Dengan gerakan cepat, dupa-dupa itu ditaburkannya diatas anglo (tungku yang terbuat dari tanah) pembakaran. Asap tebal tampak menggumpal diatas anglo. Bau wangi terasa menyengat, menyebar ke seluruh ruangan.

“Sekarang berdoalah menurut keyakinan kalian. Ucapkanlah pula semua yang kalian inginkan. Kalau sudah, tahan napas dan minumlah air kembang yang ada di dalam gelas itu,” perintah Ki Sawerekso.

Santi segera melaksanakan apa yang diperintahkan sang dukun. Sementara Suhendra hanya mengamati dengan seksama. Bathinnya terus bergejolak sambil mengamati sekeliling.

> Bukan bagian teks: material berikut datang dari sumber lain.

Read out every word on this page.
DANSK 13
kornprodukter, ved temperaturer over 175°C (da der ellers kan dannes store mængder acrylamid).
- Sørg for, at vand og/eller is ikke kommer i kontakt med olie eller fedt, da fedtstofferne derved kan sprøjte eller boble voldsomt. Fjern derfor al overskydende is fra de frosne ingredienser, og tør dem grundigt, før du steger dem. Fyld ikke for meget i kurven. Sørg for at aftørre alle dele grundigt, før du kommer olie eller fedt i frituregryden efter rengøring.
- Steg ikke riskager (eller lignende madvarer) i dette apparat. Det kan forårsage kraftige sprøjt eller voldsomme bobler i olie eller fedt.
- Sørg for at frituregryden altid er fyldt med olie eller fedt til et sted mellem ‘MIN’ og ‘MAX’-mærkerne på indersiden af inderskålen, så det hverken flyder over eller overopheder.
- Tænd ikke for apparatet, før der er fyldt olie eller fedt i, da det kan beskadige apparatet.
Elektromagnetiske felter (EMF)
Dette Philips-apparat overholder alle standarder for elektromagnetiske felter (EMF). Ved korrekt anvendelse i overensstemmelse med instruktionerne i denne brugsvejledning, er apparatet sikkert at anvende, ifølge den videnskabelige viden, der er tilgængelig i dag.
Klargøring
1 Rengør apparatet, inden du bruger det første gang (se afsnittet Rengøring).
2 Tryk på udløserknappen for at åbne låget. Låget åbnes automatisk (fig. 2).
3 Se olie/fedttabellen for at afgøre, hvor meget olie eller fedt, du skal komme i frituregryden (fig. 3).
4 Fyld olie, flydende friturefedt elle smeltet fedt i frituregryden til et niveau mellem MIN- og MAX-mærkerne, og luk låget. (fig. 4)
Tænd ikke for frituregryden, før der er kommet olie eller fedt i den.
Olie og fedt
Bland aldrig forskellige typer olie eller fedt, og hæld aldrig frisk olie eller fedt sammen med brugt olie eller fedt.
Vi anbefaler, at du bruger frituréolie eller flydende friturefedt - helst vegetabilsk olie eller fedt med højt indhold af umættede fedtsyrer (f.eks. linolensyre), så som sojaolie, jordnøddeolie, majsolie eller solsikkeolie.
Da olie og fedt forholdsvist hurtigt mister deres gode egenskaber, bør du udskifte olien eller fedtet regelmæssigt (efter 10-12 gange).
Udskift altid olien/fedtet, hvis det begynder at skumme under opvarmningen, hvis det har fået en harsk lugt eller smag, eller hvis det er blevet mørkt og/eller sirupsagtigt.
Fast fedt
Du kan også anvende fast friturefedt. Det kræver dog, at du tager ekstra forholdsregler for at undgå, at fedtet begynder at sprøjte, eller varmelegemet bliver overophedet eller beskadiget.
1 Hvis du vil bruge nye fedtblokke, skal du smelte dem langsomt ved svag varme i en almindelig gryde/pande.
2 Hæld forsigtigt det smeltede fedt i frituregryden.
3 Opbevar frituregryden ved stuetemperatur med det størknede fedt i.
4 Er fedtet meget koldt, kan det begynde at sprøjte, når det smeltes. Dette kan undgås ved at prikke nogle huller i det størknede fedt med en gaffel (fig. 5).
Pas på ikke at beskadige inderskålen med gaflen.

“Sekarang kembang tujuh rupa yang ada di dalam gelas itu kamu bungkus dengan daun pisang. Nanti dalam perjalanan pulang kalian lemparkan bungkusan itu kea rah kuburan tua di dekat sungai itu,” ujar Ki Saworekso.

Santi hanya terdiam sambil mengangguk pelan. Suaminya langsung mengambil selembar daun pisang kelutuk yang telah disiapkan sebelumnya. Daun itu lalu dijulurkan ke arah sang istri. Dengan sangat hati-hati perempuan ayu itu segera membungkus kembang tujuh rupa itu seperti yang telah diperintahkan sang dukun.

“Ini saja, Mbah?” tanya Suhendra ingin tahu.

“Sabar, masih ada persyaratan yang harus kalian lakukan,” jawab Ki Saworekso.

Lelaki berjenggot yang menggenakan pakaian serba hitam itu bangkit dari tempat duduknya dan mengambil sebuah periuk tembikar yang ada disisinya.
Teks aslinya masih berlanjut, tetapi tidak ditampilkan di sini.